Una de las cosas más fácil de decir, pero más difícil de hacer, es mirar el bosque. Sea cual sea el sector donde nos desenvolvamos, tenemos la tendencia a estar demasiado tiempo ocupándonos de las ramas. El efecto Libra no dejara hueso sano, el tsunami que ha originado desde su anuncio, seguirá avanzando.

Ninguno poder global de verdad, le ha sido indiferente el proyecto nacido de Facebook. Algunos como China y Rusia, para nada los agarro descuidados, ya hace rato vienen explorando, en toda su extensión, la Blockchain y las criptomonedas. Los Estados Unidos por otra parte, no terminan de ponerse de acuerdo en el curso a seguir. Sus respuestas son bastante heterogéneas y marcadamente, distintas entre los diferentes centros de poder.

La Unión Europea y los organismos multinacionales parecen, y digo parecen, tener un poco más claro el camino a seguir. Eso sí, no se guíen mucho por tantas declaraciones, revisen los actos y las medidas que se toman. Muchas veces decisiones que parecen no tener relación directa con el tema, realmente prepara el terreno para lo que viene.

Precisamente dos notas en ángulos diferentes, publicados esta semana, sobre la posición de la Unión Europea, nos ilustran lo que hablamos. En Reuters hablan de la posibilidad de una cripto propia:

“El BCE y otros bancos centrales de la UE podrían explorar útilmente las oportunidades y los desafíos de emitir monedas digitales del banco central, incluso considerando medidas concretas a este efecto”.

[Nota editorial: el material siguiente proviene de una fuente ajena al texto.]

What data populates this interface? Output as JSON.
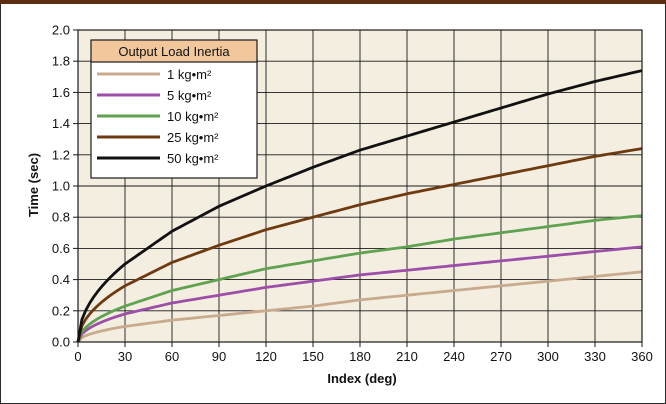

En Bitcoin Exchange Guide hablan de regulación, no de emisión:

“La Unión Europea está analizando las monedas estables y buscará regular las fichas actuales en lugar de intentar crear las suyas propias mientras el grupo de la presidencia de la UE está trabajando en un nuevo borrador de declaración política”.

No dejará hueso sano

En su oportunidad, dijimos bien claro, que el agujero negro que abrió Libra, absorberá a más de uno. Luego, en estas mismas páginas, avisábamos sobre las batallas que veríamos, entre los centros de poder y los nuevos actores. El efecto libra no dejara hueso sano.

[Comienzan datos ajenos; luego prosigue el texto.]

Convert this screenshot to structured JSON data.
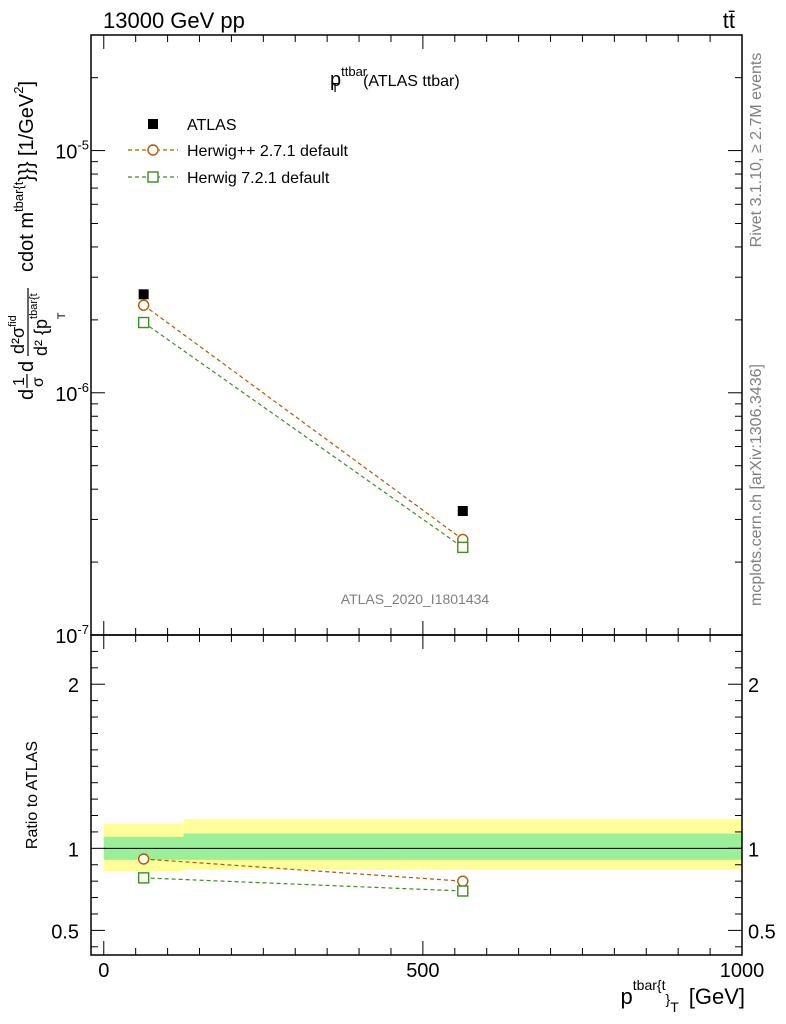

Representan China, Rusia, India e Irán a los gobiernos, que más claro tienen el efecto de la Blockchain en el futuro. Avanzan cada uno en sus distintos proyectos, experimentando y listos para dar un salto mucho mayor.

No solo el proyecto Facebook, prendió las alarmas a nivel global. Telegram creía que nada le pasaría y ya Estados Unidos, se encargó de recordarle que no es así. Quienes no han entendido muy bien lo poderoso del efecto Libra, les doy algunos datos.

Se estima que existen alrededor de unas 50 millones de Wallets a nivel mundial, fundamentalmente de bitcoin. Es claro que no todas están activas y no obligatoriamente, corresponden a igual número de usuarios. Asumamos sin embargo, que tenemos unos importantes 50 millones de personas que usan cripto.

Facebook, Telegram u otras corporaciones globales no financieras, tienen mucho, pero mucho más que eso, como clientes de sus plataformas. Si bien es cierto, que no todos usarían eventualmente la cripto que emitan, el potencial de salir es inmensamente poderoso.

A eso precisamente es que le temen los gobiernos, reguladores y el sector financiero tradicional. Una plataforma que sin salir, ya cuenta con una base de usuarios enorme, es una fuerza que dispara exponencialmente en el internet del valor.

El efecto Libra no dejara hueso sano, porque ya sin salir disparo las alarmas y activo la búsqueda de opciones. China ha comprendido, como ninguno, que esto no tiene vuelta atrás. Lo feo de este caso, es que se trata de un sistema sin libertad.

Se asoma un efecto cascada

A quienes nos apasiona el momento que vivimos actualmente, nos emociona profundamente los cambios que se producen. La cadena de bloques inicio una avanzada, dentro de la nueva internet del valor.

La movilidad y rapidez de los inventos y avances tecnológicos, imprimen una capacidad de respuestas que pocos tienen. Ya la computación cuántica, empieza a dar muestras firmes de su realidad, y todavía no terminamos por asimilar la que estamos construyendo.

Hay que tratar por todos los medios, de mirar mucho más lejos de las ramas. El bosque del futuro, tiene unos motores increíblemente cambiantes, poderosos y rápidos.

Las ciudades inteligentes, que ya se construyen en los principales centros urbanos desarrollados, ampliaran aún más, las grandes diferencias, de una globalidad para nada homogénea.

Libra u otro proyecto, nacido dentro de las consideraciones similares, nacerá este año 2020. Sera un momento de quiebre, con una parte del sistema, y un tiempo de evolución para nuevos actores.